I have a news dataset of 70K headlines and I am trying to categorize them by topic (10 in total). I store the headlines in a txt file and also pass a set of patterns in jsonl format.
Hi! If your .txt actually has 70k unique lines, it definitely sounds a bit suspicious that it exits so early. Skipping examples is expected (and kind of the point of using textcat.teach), but it should only happen once you've moved through all the batches. When you see "no tasks available" and reload the browser, do you get new examples? This could indicate that something on the server is taking too long and the queue runs out before it gets new examples
Otherwise, what you describe here sounds similar to the question in this thread so I'd probably also give similar advice:
If you have a lot of patterns, I think it'd probably be a good idea in your case to start with some basic pattern matching with prodigy match, collect some initial data to give the model a head-start and get a feeling for how common/rare the individual labels are.
I do indeed get new examples after a reload. For now I have been annotating 20-30 examples and then re-loading to get a new batch. Could it be because I'm using the large model en_core_web_lg ?

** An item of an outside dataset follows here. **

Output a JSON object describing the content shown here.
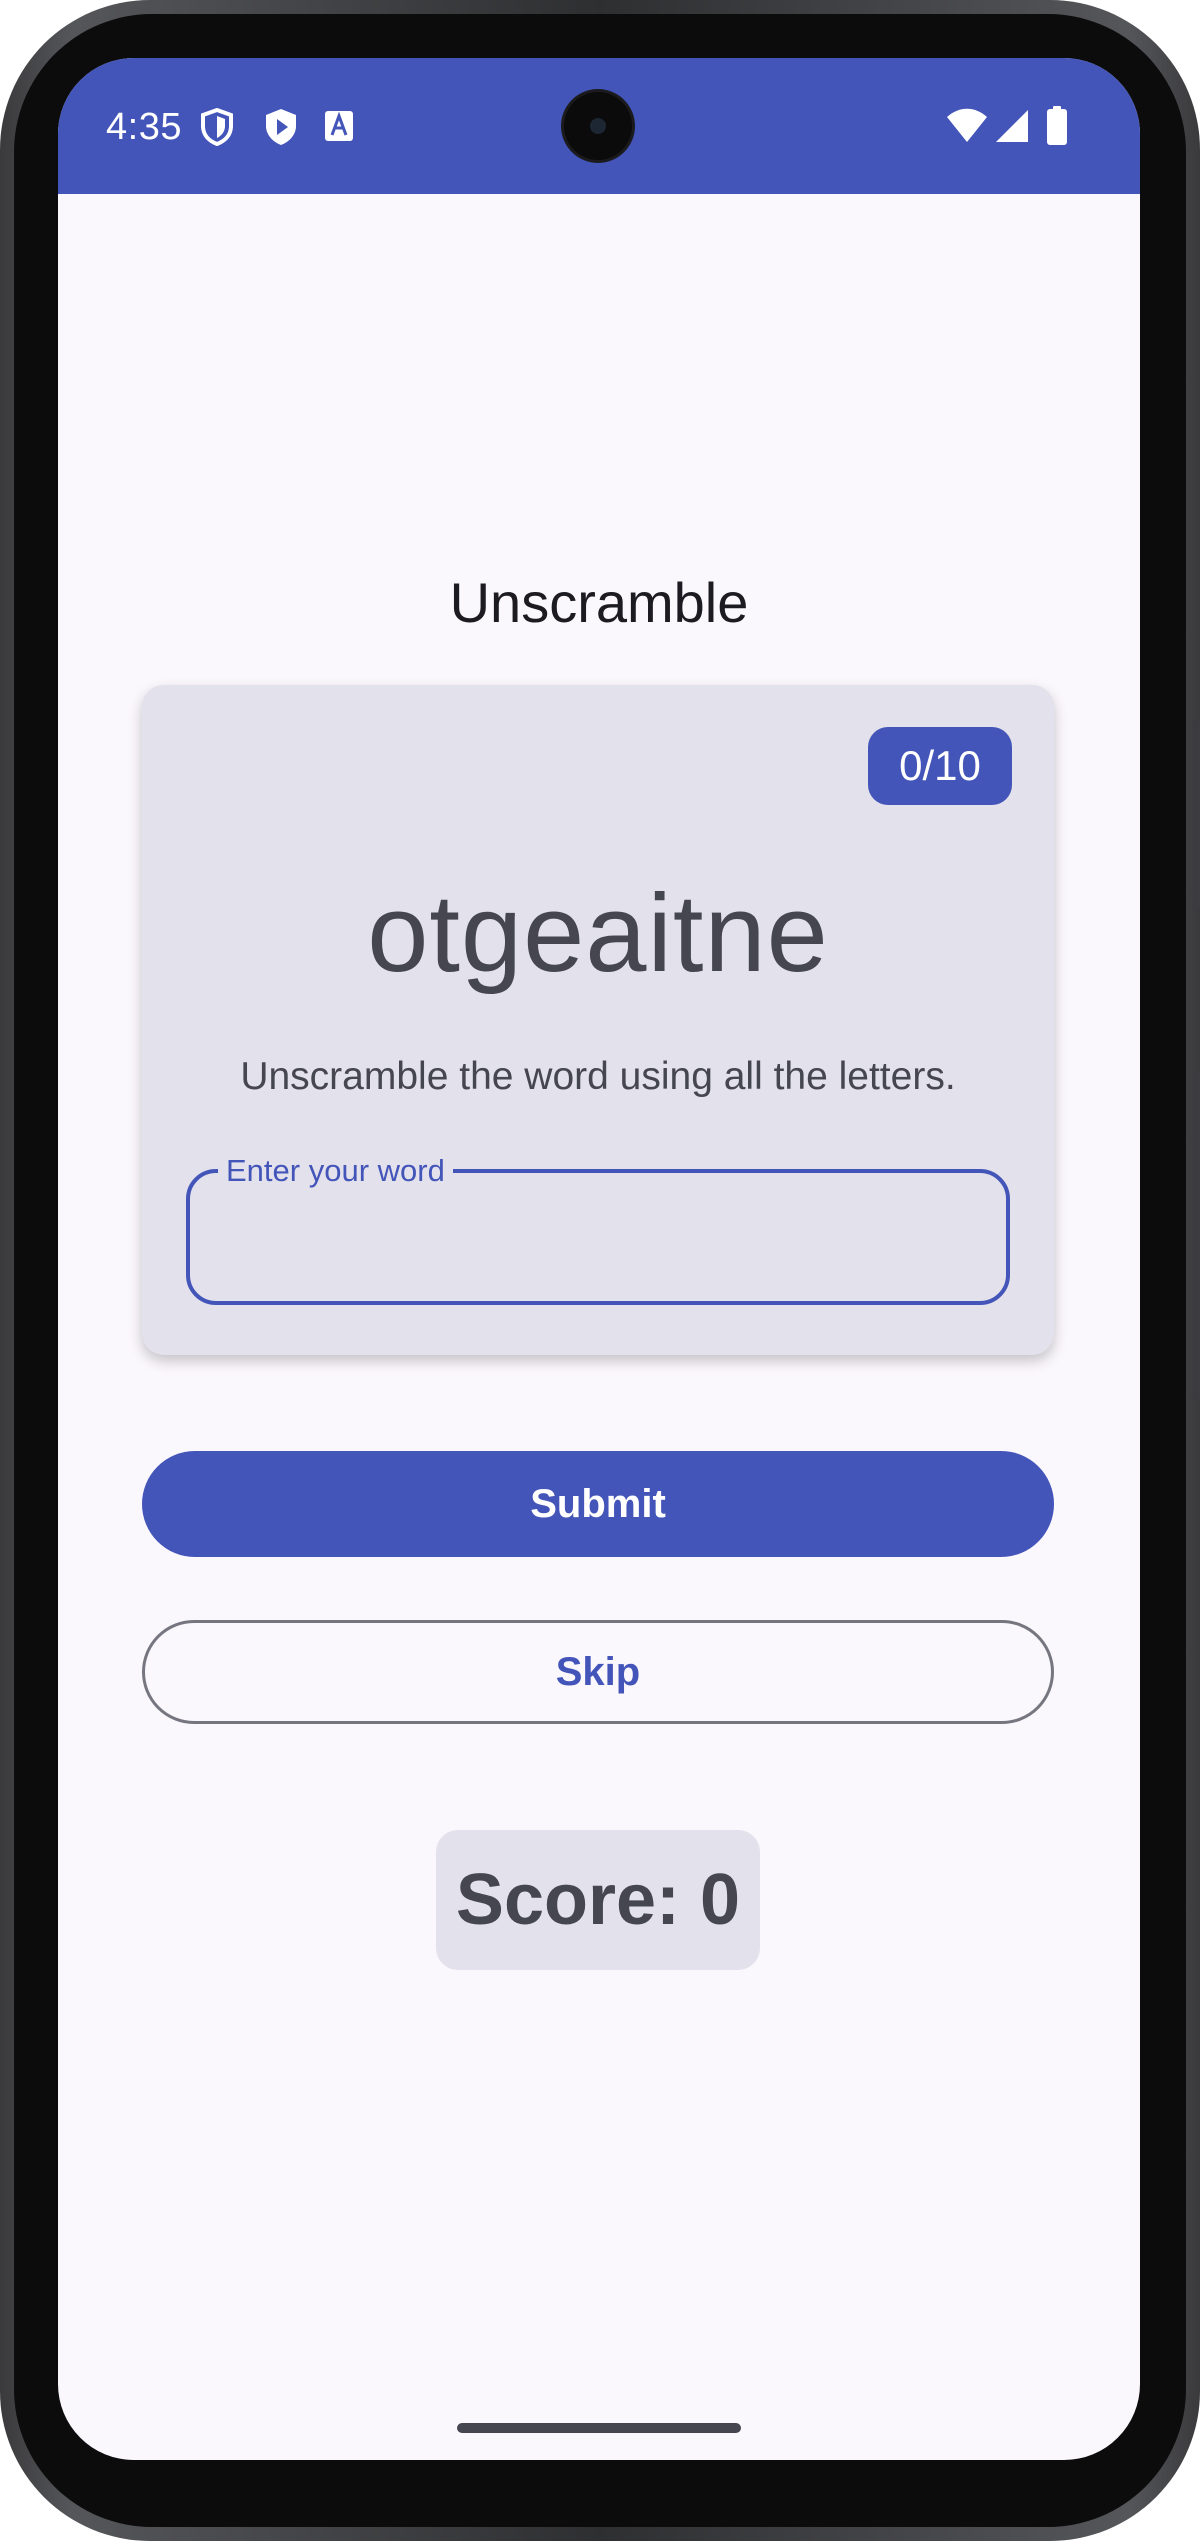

Ah, that's interesting! The model size shouldn't make a big difference, because it shouldn't be that much slower at inference, it just takes slightly longer on on initial load
How long are your texts on average? If they are quite long, can you split them into smaller chunks? You could also experiment with a larger batch_size, so more examples are queued up at once
I've just labelled 1,000 examples (I love prodigy! ) and have discovered that after a while the variance of the number of annotations before "No tasks available" pops up begins to vary more widely. Sometimes it appears as little as 2 or 3 annotations in, other times as many as 100+. To be honest, it's not really that annoying at all - I just reload the page whenever it happens and get back to annotating.